Worried about negative fallout from these incidents on Tokyo's bid for the 2020 Summer Olympics, the government announced an independent body to investigate and prevent the abuse of athletes by their coaches in all sports.
But, says Hidenori Tomozoe, a professor of sports ethics at Tokyo's Waseda University, the problem is a systemic one.
Sonoda, the judo coach, said he had been beaten himself by coaches but "I never took it as physical punishment." He added he had struck his judokas "as I wished them to stay strong and overcome mental barriers".
Physical punishment is frequently tolerated in schools -- nurturing grounds for sports in Japan -- as an effective tool to produce athletes, says Tomozoe.
He said the tradition dates to 1925 when the government started sending military officers into schools as drill instructors to provide jobs for them after World War I.

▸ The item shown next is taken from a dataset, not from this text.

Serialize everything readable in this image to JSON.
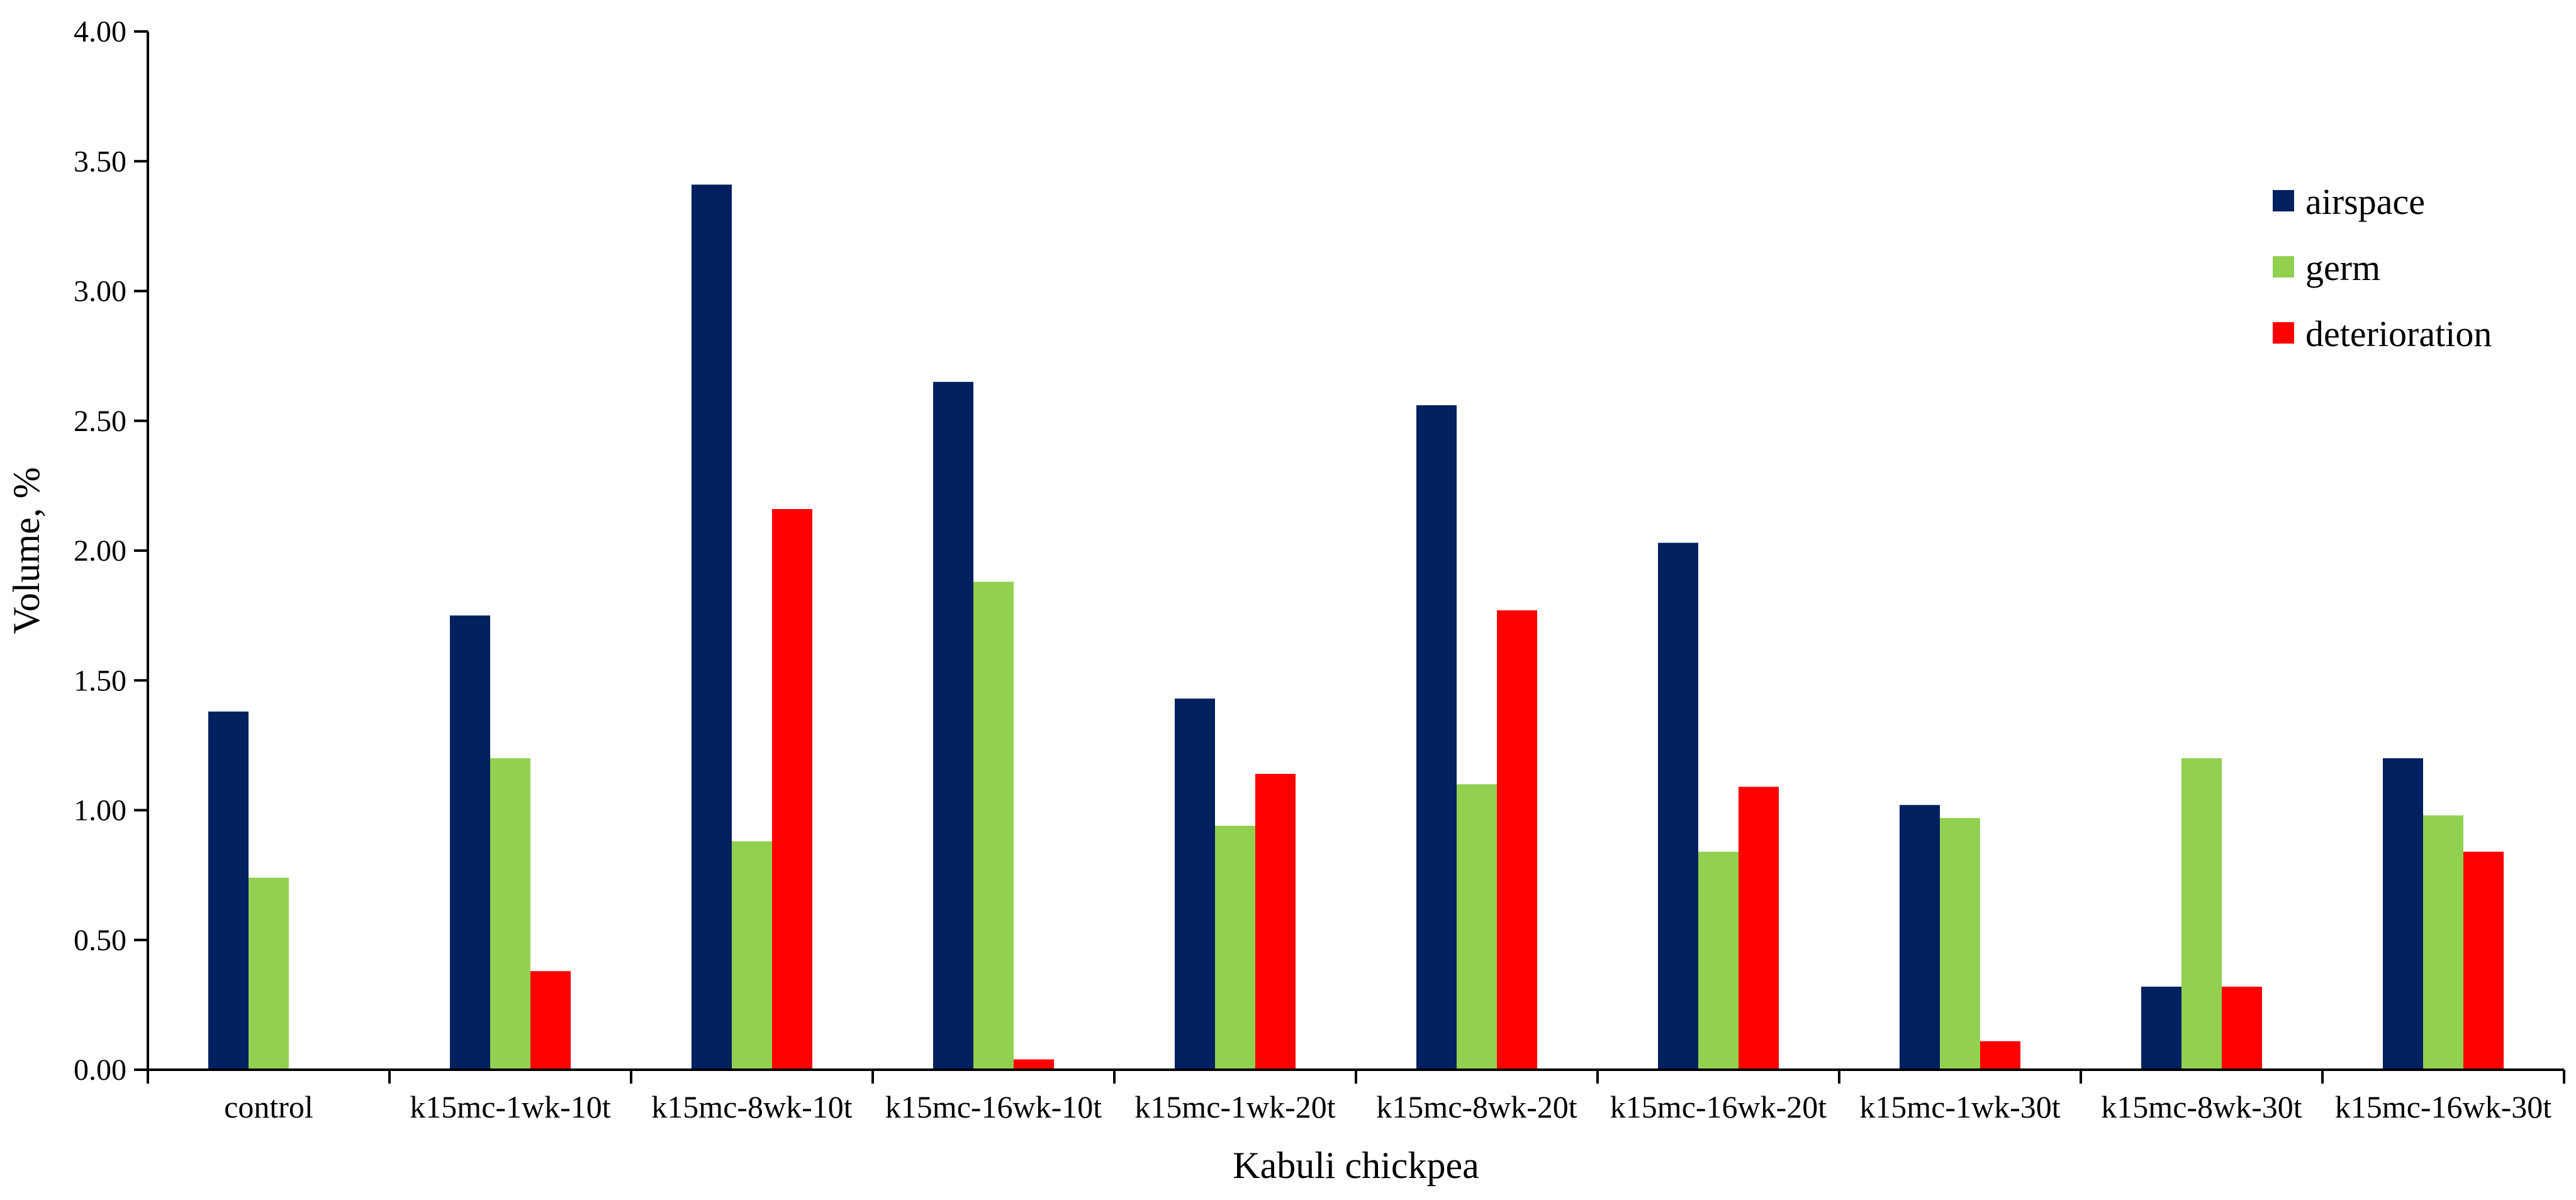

This coincided with Japan's march towards militarism and the acquisitive and brutal warring of the following two decades.

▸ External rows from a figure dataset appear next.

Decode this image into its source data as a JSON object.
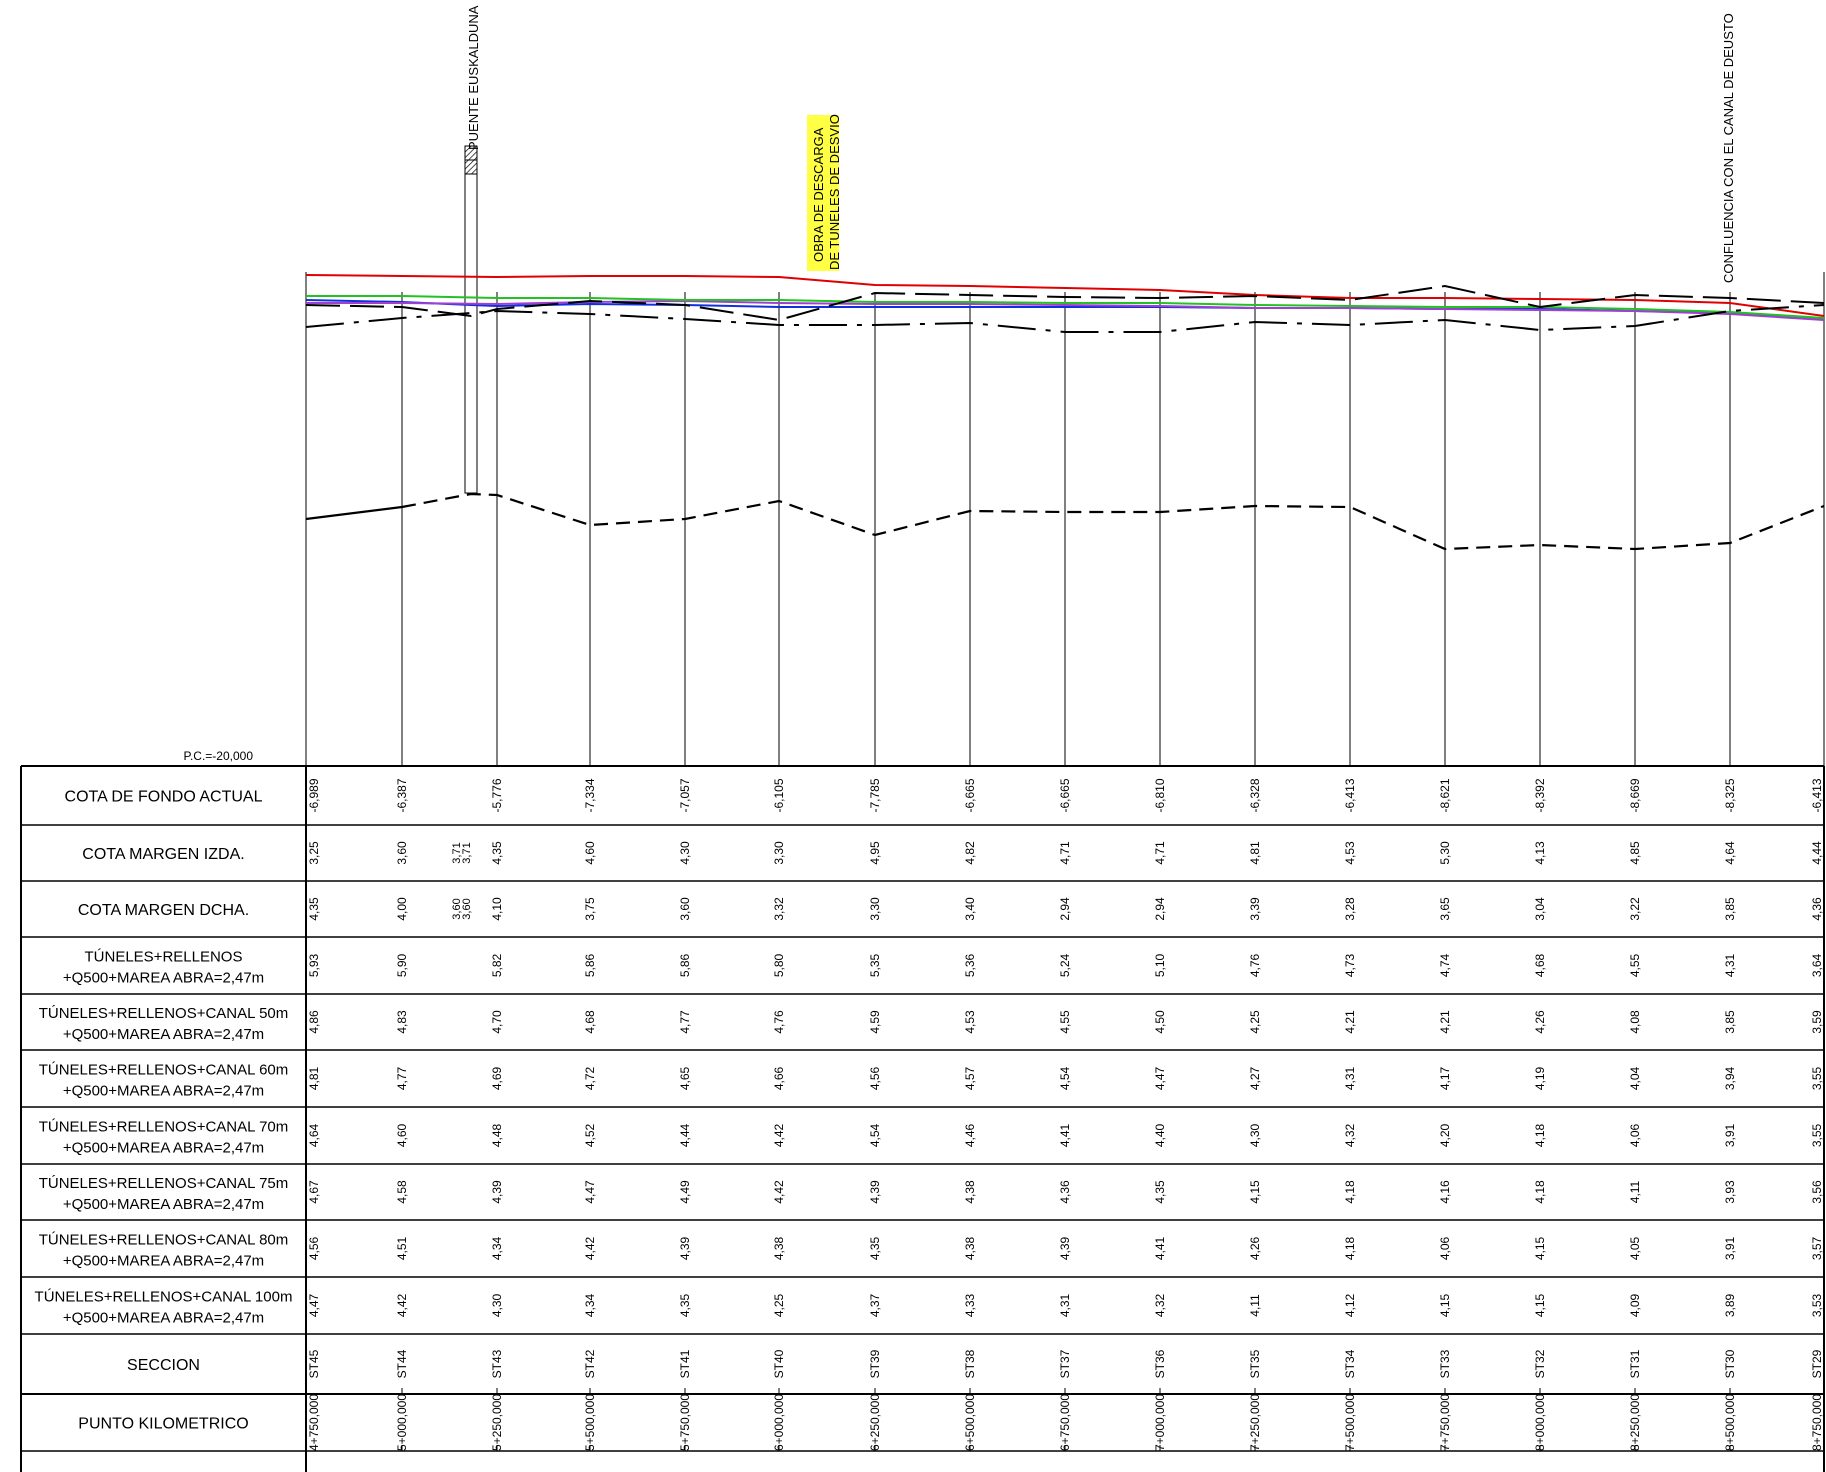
{
  "annotations": {
    "bridge": "PUENTE EUSKALDUNA",
    "discharge_line1": "OBRA DE DESCARGA",
    "discharge_line2": "DE TUNELES DE DESVIO",
    "confluence": "CONFLUENCIA CON EL CANAL DE DEUSTO",
    "datum": "P.C.=-20,000"
  },
  "colors": {
    "red": "#e00000",
    "green": "#22c222",
    "violet": "#a040d0",
    "blue": "#1030e0",
    "highlight": "#ffff44"
  },
  "table": {
    "rows": [
      {
        "key": "cota_fondo",
        "label1": "COTA DE FONDO ACTUAL",
        "label2": "",
        "values": [
          "-6,989",
          "-6,387",
          "-5,776",
          "-7,334",
          "-7,057",
          "-6,105",
          "-7,785",
          "-6,665",
          "-6,665",
          "-6,810",
          "-6,328",
          "-6,413",
          "-8,621",
          "-8,392",
          "-8,669",
          "-8,325",
          "-6,413"
        ]
      },
      {
        "key": "margen_izda",
        "label1": "COTA MARGEN IZDA.",
        "label2": "",
        "values": [
          "3,25",
          "3,60",
          "4,35",
          "4,60",
          "4,30",
          "3,30",
          "4,95",
          "4,82",
          "4,71",
          "4,71",
          "4,81",
          "4,53",
          "5,30",
          "4,13",
          "4,85",
          "4,64",
          "4,44"
        ]
      },
      {
        "key": "margen_dcha",
        "label1": "COTA MARGEN DCHA.",
        "label2": "",
        "values": [
          "4,35",
          "4,00",
          "4,10",
          "3,75",
          "3,60",
          "3,32",
          "3,30",
          "3,40",
          "2,94",
          "2,94",
          "3,39",
          "3,28",
          "3,65",
          "3,04",
          "3,22",
          "3,85",
          "4,36"
        ]
      },
      {
        "key": "tuneles",
        "label1": "TÚNELES+RELLENOS",
        "label2": "+Q500+MAREA ABRA=2,47m",
        "values": [
          "5,93",
          "5,90",
          "5,82",
          "5,86",
          "5,86",
          "5,80",
          "5,35",
          "5,36",
          "5,24",
          "5,10",
          "4,76",
          "4,73",
          "4,74",
          "4,68",
          "4,55",
          "4,31",
          "3,64"
        ]
      },
      {
        "key": "canal50",
        "label1": "TÚNELES+RELLENOS+CANAL 50m",
        "label2": "+Q500+MAREA ABRA=2,47m",
        "values": [
          "4,86",
          "4,83",
          "4,70",
          "4,68",
          "4,77",
          "4,76",
          "4,59",
          "4,53",
          "4,55",
          "4,50",
          "4,25",
          "4,21",
          "4,21",
          "4,26",
          "4,08",
          "3,85",
          "3,59"
        ]
      },
      {
        "key": "canal60",
        "label1": "TÚNELES+RELLENOS+CANAL 60m",
        "label2": "+Q500+MAREA ABRA=2,47m",
        "values": [
          "4,81",
          "4,77",
          "4,69",
          "4,72",
          "4,65",
          "4,66",
          "4,56",
          "4,57",
          "4,54",
          "4,47",
          "4,27",
          "4,31",
          "4,17",
          "4,19",
          "4,04",
          "3,94",
          "3,55"
        ]
      },
      {
        "key": "canal70",
        "label1": "TÚNELES+RELLENOS+CANAL 70m",
        "label2": "+Q500+MAREA ABRA=2,47m",
        "values": [
          "4,64",
          "4,60",
          "4,48",
          "4,52",
          "4,44",
          "4,42",
          "4,54",
          "4,46",
          "4,41",
          "4,40",
          "4,30",
          "4,32",
          "4,20",
          "4,18",
          "4,06",
          "3,91",
          "3,55"
        ]
      },
      {
        "key": "canal75",
        "label1": "TÚNELES+RELLENOS+CANAL 75m",
        "label2": "+Q500+MAREA ABRA=2,47m",
        "values": [
          "4,67",
          "4,58",
          "4,39",
          "4,47",
          "4,49",
          "4,42",
          "4,39",
          "4,38",
          "4,36",
          "4,35",
          "4,15",
          "4,18",
          "4,16",
          "4,18",
          "4,11",
          "3,93",
          "3,56"
        ]
      },
      {
        "key": "canal80",
        "label1": "TÚNELES+RELLENOS+CANAL 80m",
        "label2": "+Q500+MAREA ABRA=2,47m",
        "values": [
          "4,56",
          "4,51",
          "4,34",
          "4,42",
          "4,39",
          "4,38",
          "4,35",
          "4,38",
          "4,39",
          "4,41",
          "4,26",
          "4,18",
          "4,06",
          "4,15",
          "4,05",
          "3,91",
          "3,57"
        ]
      },
      {
        "key": "canal100",
        "label1": "TÚNELES+RELLENOS+CANAL 100m",
        "label2": "+Q500+MAREA ABRA=2,47m",
        "values": [
          "4,47",
          "4,42",
          "4,30",
          "4,34",
          "4,35",
          "4,25",
          "4,37",
          "4,33",
          "4,31",
          "4,32",
          "4,11",
          "4,12",
          "4,15",
          "4,15",
          "4,09",
          "3,89",
          "3,53"
        ]
      },
      {
        "key": "seccion",
        "label1": "SECCION",
        "label2": "",
        "values": [
          "ST45",
          "ST44",
          "ST43",
          "ST42",
          "ST41",
          "ST40",
          "ST39",
          "ST38",
          "ST37",
          "ST36",
          "ST35",
          "ST34",
          "ST33",
          "ST32",
          "ST31",
          "ST30",
          "ST29"
        ]
      },
      {
        "key": "pk",
        "label1": "PUNTO KILOMETRICO",
        "label2": "",
        "values": [
          "4+750,000",
          "5+000,000",
          "5+250,000",
          "5+500,000",
          "5+750,000",
          "6+000,000",
          "6+250,000",
          "6+500,000",
          "6+750,000",
          "7+000,000",
          "7+250,000",
          "7+500,000",
          "7+750,000",
          "8+000,000",
          "8+250,000",
          "8+500,000",
          "8+750,000"
        ]
      }
    ],
    "bridge_izda": [
      "3,71",
      "3,71"
    ],
    "bridge_dcha": [
      "3,60",
      "3,60"
    ]
  }
}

"They beat students and otherwise acted violently against them in the name of training," he told AFP. "After the war, they were purged but the atmosphere or ethos they created has remained in school culture.

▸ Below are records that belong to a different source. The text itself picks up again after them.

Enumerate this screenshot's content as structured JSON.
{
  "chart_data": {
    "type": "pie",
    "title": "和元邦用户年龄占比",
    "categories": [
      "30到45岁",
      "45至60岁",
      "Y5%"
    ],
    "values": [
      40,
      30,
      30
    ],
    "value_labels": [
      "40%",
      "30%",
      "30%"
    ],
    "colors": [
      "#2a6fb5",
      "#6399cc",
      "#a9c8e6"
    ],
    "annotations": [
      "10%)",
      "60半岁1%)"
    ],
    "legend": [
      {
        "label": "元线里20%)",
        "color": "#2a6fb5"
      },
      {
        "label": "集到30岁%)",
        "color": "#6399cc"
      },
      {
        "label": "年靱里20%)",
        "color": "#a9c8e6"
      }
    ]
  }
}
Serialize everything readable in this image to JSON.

"It is like an accumulation of pus over 100 years and will be never be cured in a year or two," he said.
A law was enacted in 1947 to prohibit the physical discipline of students by teachers. However, such practices have continued in the absence of statutory penalties for offenders.
Japan's professional sporting world is no stranger to tales of extreme physical abuse.
In 2007, a 17-year-old sumo apprentice died after a hazing incident involving his stable master and senior wrestlers. The stable master, who struck the teen with a beer bottle, was sentenced to five years' jail for negligence resulting in death.
Former baseball star pitcher Masumi Kuwata, 44, recalled being beaten by his seniors when he played in school teams.
"Violent coaching in sports including baseball is carrying on the legacy of wartime military education," he said, adding that Japanese baseball adapted to spartan training and absolute obedience during the war.
"I never felt that the pain and fear of physical punishment had ever toughened me a bit," Kuwata told a seminar on violence in coaching.
He said was impressed when he observed training in school baseball in the United States during his 2007 stint with the Pittsburgh Pirates.
"There was no angry shouting or beating at all. They played baseball freely and leisurely. Such a background produces major leaguers."
Noriko Mizoguchi, who won a silver medal at the Barcelona Olympics and coached the French women's judo team from 2002-2004, said the petition by the 15 women was a "turning point in Japanese thinking".
"These women are worried they will be treated like criminals if Tokyo loses its Olympic bid," Mizoguchi, who teaches sports science at a university, told AFP.
"But I think rather they will become key players in making the bid a success because they embody the Olympic spirit that never condones discrimination and violence."